São Josemaria e a Irlanda

Em 1916 o jovem Josemaria Escrivá, com 15 anos seguia avidamente os acontecimentos da Irlanda. “Acima de tudo, rezei muito pela Irlanda. Não era contra a Inglaterra; era a favor da liberdade de religião”.

Em 1916 o jovem Josemaria Escrivá seguia avidamente os acontecimentos da Revolta da Páscoa na Irlanda. “Tinha então quase 15 anos e lia com ânsia tudo o que os jornais publicavam sobre os acontecimentos da I Grande Guerra. No entanto, acima de tudo, rezei muito pela Irlanda. Não era contra a Inglaterra; era a favor da liberdade de religião”.

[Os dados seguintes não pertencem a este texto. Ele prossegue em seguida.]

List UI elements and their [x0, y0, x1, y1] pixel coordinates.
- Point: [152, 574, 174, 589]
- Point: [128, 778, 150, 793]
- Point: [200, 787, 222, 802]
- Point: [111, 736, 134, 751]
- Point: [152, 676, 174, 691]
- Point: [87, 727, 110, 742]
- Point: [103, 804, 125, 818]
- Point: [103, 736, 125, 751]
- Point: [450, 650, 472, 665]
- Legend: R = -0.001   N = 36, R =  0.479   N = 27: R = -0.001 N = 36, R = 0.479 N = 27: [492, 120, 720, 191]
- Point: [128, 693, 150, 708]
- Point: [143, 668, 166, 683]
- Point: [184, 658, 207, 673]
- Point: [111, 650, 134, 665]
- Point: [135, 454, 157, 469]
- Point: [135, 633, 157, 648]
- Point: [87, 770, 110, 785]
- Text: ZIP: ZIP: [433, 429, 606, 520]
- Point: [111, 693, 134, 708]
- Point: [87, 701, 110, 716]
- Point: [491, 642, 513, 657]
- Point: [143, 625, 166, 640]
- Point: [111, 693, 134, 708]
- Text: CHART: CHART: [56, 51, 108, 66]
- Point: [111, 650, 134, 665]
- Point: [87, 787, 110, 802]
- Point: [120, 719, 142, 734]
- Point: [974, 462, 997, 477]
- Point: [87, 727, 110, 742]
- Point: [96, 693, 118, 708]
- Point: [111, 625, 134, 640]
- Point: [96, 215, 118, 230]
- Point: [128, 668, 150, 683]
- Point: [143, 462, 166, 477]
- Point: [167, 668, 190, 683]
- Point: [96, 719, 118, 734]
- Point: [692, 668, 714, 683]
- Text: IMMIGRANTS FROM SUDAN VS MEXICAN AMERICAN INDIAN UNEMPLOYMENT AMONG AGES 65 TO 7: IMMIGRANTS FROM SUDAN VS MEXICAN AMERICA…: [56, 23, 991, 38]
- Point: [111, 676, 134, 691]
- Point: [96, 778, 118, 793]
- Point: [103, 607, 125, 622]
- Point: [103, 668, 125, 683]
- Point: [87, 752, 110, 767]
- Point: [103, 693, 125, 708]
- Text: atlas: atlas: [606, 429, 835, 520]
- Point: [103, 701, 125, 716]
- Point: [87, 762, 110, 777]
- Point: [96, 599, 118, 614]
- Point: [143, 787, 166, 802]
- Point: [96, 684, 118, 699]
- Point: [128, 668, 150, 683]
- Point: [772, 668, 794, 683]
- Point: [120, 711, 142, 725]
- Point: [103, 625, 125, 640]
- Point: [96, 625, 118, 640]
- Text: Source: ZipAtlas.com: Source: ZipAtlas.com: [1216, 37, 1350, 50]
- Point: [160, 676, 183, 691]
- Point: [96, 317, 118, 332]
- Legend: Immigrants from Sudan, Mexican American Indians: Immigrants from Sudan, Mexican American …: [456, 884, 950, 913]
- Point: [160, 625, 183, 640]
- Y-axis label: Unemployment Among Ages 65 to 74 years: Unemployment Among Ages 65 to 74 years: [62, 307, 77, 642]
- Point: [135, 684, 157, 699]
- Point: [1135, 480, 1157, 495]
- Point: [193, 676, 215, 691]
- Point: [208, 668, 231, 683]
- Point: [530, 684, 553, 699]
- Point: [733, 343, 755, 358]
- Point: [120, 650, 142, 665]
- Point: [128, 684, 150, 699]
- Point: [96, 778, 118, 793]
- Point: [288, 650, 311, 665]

“Nessa época, São Josemaria lia as notícias sobre a luta de vocês pela fé e pela liberdade no seu país. Como rezou por vocês! Como se mortificou – com pequenas mortificações próprias de um jovem: não comendo manteiga e com outras atitudes de renúncia… Ouvi-lhe contar estas coisas várias vezes ao longo da sua vida. Ofereceu tudo isto pelo seu país, que costumava chamar-se a Ilha dos Santos, porque o Senhor lhe permitiu ver o amor especial, a particular providência que Ele sempre demonstrou pelo seu país. Por isso a Irlanda merece o afeto e a compreensão de todos os católicos. Herdei do nosso Fundador este amor pela Irlanda, por isso aqui estou – feliz, cheio de alegria e afeto – como se estivesse na minha terra” Dom Álvaro del Portillo (primeiro sucessor de São Josemaria), em Dublim, 4 de Agosto de 1980.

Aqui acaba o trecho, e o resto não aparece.